In late November, men’s squash standout Todd Harrity ’13 dropped a pair of games but won both of his matches in the opening weekend of Princeton’s season. Over the next four months, he would not drop another game, defeating a steady procession of the best players in college squash.
Harrity’s impressive run culminated March 6, when he swept Cornell’s Nick Sachvie (11–6, 11–6, 11–8) to win the individual national collegiate championship in Hanover, N.H. The Philadelphia native became the first American to capture the men’s championship since 1990 and the first to win the title in college squash’s “soft ball” era. (Collegians switched from the “hard ball,” traditionally used in North America, before the 1994–95 season.)

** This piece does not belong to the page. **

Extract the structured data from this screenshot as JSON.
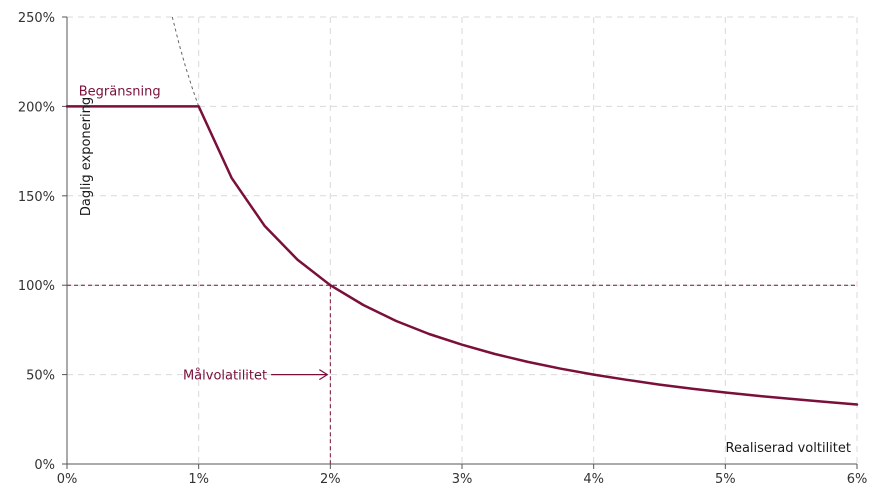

According to Princeton coach Bob Callahan ’77, Harrity has extraordinary skills and a demeanor that suits his sport. “He’s a very low-key guy, both on and off the court,” Callahan said, “but underneath, there really burns a competitiveness that is remarkable — but well-contained.”Harrity’s rise was spurred partly by international experience in the offseason, including a trip to the Pan-American Games, where he played with the U.S. men’s team. Harrity had relied on mistake-free defense and excellent fitness, Callahan said, but after the Pan-Am Games, he developed a broader range of offensive options, changing his grip on backhand shots to be more aggressive.